Die deutschen Aktienkurse bewegen sich zur Zeit seitwärts. Eine klare Tendenz kommt nicht auf, weil die üblicherweise kursbestimmenden Faktoren teilweise nur schwach ausgeprägt sind oder sich in ihrer Wirkung gegenseitig aufheben. Die Gleichung "fester Dollar, feste Aktien" stimmt nicht mehr, seitdem die Bundesbank den Dollaranstieg auch über höhere Zinsen zu bremsen sucht. Bisher wurde das zwar mit Gelassenheit hingenommen, zum verstärkten Aktienkauf ermuntert es indes nicht.

Nach wie vor sind es Kaufaufträge aus dem Ausland, die in den deutschen Spitzenpapieren für Kursstabilität sorgen. Dies ist mit Sicherheit bei Siemens, den Papieren der Großchemie, aber auch bei den Aktien der Deutschen Bank und bei Linde der Fall.
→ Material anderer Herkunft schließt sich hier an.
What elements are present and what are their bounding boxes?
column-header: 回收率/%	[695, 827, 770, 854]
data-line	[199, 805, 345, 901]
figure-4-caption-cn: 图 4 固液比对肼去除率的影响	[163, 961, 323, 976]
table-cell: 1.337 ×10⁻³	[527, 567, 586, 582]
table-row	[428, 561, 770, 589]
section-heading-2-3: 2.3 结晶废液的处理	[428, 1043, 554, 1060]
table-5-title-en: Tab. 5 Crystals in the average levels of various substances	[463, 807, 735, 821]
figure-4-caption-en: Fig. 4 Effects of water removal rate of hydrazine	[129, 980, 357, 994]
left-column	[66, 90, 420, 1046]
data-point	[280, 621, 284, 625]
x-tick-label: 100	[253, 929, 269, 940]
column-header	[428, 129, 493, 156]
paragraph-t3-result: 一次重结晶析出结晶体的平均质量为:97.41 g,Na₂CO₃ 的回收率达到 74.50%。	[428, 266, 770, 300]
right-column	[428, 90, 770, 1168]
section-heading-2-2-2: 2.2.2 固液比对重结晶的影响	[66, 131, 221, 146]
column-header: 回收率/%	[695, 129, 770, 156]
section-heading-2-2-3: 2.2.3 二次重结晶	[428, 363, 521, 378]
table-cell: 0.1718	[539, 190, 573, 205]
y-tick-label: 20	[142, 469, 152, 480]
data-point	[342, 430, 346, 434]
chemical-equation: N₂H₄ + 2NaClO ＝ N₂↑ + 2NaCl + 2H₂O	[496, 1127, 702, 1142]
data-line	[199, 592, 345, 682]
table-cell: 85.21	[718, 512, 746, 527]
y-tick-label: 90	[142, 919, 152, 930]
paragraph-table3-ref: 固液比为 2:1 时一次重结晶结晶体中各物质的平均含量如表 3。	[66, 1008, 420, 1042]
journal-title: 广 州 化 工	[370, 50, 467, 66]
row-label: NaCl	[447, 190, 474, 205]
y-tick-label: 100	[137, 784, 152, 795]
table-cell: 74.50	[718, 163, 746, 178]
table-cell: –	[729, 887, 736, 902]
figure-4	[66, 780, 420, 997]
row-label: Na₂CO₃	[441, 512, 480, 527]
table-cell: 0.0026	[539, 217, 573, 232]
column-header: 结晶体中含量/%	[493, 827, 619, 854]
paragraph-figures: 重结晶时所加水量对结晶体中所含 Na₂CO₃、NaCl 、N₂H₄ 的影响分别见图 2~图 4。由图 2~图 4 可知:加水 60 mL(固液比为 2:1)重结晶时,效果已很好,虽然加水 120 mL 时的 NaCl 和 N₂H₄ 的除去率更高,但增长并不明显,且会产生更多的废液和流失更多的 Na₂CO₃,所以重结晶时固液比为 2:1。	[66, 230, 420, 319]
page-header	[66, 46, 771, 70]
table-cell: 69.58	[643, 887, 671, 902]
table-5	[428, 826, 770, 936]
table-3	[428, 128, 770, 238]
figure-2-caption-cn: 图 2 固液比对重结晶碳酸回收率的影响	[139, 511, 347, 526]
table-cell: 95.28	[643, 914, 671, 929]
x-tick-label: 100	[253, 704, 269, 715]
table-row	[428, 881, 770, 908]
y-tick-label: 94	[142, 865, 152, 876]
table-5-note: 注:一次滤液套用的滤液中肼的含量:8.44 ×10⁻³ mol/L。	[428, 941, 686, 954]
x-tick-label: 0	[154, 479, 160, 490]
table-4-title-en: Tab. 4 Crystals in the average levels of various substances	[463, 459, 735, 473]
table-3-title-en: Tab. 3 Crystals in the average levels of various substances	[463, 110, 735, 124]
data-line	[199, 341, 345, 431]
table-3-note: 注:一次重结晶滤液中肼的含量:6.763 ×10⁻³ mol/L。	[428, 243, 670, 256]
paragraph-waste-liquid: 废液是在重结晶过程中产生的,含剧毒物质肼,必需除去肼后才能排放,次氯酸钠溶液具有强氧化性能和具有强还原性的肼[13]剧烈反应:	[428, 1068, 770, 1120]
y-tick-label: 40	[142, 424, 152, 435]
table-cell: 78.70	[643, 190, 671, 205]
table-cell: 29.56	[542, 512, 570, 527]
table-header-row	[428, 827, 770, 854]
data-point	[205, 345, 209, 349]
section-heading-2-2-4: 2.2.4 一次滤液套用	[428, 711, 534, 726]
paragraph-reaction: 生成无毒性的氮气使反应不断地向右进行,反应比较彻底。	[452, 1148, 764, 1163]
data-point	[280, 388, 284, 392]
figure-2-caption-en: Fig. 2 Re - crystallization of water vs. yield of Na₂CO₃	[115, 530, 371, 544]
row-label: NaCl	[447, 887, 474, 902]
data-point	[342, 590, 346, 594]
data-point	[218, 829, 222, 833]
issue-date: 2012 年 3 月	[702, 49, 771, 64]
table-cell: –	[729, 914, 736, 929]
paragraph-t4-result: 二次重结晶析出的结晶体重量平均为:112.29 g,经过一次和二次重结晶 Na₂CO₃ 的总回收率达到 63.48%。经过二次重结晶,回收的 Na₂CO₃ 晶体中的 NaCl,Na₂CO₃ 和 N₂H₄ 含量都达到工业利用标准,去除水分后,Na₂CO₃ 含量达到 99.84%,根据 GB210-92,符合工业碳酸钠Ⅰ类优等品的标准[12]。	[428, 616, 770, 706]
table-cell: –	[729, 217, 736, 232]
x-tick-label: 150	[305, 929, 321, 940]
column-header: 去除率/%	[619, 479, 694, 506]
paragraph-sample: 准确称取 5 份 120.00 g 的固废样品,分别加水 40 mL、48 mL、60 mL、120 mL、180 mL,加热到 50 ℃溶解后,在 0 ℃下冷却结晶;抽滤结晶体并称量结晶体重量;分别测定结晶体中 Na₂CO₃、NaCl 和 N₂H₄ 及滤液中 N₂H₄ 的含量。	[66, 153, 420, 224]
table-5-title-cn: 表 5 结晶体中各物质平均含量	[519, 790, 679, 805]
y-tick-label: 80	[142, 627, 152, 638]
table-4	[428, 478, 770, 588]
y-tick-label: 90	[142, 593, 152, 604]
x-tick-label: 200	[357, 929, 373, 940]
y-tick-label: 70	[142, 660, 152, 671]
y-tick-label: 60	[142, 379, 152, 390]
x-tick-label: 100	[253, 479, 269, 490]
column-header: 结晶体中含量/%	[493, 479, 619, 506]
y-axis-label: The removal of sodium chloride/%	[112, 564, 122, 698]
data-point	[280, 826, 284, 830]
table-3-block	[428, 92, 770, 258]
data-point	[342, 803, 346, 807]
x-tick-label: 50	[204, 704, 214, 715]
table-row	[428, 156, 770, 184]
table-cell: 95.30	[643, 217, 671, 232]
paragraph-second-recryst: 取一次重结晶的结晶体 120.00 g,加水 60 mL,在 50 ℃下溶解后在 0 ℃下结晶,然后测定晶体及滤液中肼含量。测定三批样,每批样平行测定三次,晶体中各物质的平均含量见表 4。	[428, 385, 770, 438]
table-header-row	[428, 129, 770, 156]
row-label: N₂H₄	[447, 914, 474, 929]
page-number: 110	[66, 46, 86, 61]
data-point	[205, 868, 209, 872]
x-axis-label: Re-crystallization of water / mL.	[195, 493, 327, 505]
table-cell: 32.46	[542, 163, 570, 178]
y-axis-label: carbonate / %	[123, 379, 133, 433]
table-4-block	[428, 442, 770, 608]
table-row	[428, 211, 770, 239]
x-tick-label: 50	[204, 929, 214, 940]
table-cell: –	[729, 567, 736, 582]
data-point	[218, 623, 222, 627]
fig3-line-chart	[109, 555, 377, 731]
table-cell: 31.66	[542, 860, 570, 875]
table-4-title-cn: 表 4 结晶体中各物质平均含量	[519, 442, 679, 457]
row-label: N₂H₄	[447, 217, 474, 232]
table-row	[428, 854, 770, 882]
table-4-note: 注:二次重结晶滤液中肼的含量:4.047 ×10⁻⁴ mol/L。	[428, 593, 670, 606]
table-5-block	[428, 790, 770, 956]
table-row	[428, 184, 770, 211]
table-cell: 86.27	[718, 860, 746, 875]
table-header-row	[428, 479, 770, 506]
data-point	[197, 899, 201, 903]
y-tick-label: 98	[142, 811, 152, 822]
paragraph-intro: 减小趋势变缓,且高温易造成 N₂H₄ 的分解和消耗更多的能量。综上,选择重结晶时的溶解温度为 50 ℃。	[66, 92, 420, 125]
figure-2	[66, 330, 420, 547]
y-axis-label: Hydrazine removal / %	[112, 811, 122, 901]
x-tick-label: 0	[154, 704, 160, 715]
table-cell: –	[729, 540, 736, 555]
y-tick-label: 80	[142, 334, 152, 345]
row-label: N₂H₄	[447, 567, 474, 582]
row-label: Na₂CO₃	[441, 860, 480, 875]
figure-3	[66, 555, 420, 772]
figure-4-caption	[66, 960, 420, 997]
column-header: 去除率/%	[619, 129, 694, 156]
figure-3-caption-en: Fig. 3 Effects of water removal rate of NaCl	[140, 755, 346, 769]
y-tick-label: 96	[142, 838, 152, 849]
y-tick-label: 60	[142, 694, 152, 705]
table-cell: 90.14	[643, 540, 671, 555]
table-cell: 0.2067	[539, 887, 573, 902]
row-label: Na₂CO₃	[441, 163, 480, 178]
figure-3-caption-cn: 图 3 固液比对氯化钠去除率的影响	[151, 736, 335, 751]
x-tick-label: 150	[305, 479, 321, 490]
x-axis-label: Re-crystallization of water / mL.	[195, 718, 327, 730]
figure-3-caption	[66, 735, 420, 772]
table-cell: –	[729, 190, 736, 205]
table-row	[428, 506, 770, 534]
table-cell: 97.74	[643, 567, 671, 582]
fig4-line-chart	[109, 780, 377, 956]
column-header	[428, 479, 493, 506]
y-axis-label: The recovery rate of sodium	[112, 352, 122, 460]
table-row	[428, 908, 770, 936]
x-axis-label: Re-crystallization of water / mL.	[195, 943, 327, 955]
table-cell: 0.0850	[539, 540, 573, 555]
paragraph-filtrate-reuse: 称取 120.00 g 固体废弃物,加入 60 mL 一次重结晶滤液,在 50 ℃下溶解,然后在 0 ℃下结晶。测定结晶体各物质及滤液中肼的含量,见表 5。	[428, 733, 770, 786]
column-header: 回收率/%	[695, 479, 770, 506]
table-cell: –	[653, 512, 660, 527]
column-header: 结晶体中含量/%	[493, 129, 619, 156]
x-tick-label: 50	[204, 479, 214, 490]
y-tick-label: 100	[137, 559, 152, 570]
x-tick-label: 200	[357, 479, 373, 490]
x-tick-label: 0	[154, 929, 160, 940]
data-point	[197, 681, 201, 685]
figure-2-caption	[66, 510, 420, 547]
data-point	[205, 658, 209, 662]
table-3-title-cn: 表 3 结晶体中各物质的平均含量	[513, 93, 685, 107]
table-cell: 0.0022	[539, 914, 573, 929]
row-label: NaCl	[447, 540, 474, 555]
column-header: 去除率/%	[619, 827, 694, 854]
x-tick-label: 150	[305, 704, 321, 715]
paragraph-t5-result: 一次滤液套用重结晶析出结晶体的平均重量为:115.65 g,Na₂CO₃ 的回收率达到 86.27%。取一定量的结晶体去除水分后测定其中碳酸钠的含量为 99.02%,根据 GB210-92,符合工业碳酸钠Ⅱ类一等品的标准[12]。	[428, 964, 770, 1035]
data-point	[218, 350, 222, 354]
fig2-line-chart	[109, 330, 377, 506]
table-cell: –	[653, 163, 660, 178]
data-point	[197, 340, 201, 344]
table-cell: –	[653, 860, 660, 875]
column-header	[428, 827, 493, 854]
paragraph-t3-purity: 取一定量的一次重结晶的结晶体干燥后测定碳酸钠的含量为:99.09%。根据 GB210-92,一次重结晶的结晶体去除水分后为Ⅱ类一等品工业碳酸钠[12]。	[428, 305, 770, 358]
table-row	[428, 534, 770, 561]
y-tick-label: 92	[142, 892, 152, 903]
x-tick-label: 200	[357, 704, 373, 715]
Selbst Daimler-Aktien werden von Ausländern erworben, während inländische Daimler-Aktionäre nach dem Hin und Her bei Dornier und angesichts der Auseinandersetzungen um den Eintritt bei MBB an der Weisheit des Daimler-Vorstandes immer mehr zweifeln.

Die bisher veröffentlichten Halbjahresergebnisse großer Banken waren für die Kursentwicklung ihrer Aktien nur teilweise förderlich. Nach den zuversichtlichen Reden der Vorstände auf den diesjährigen Hauptversammlungen waren die Erwartungen höher geschraubt gewesen, als es die Zahlen letztlich erlauben. Gibt es allerdings in diesem Jahr nur einen normalen Abschreibungsbedarf auf Wertpapiere, müßten die Banken in der Lage sein, für 1988 deutlich bessere Gesamtbetriebsergebnisse vorzulegen, als dies für die ersten sechs Monate der Fall war. K.W.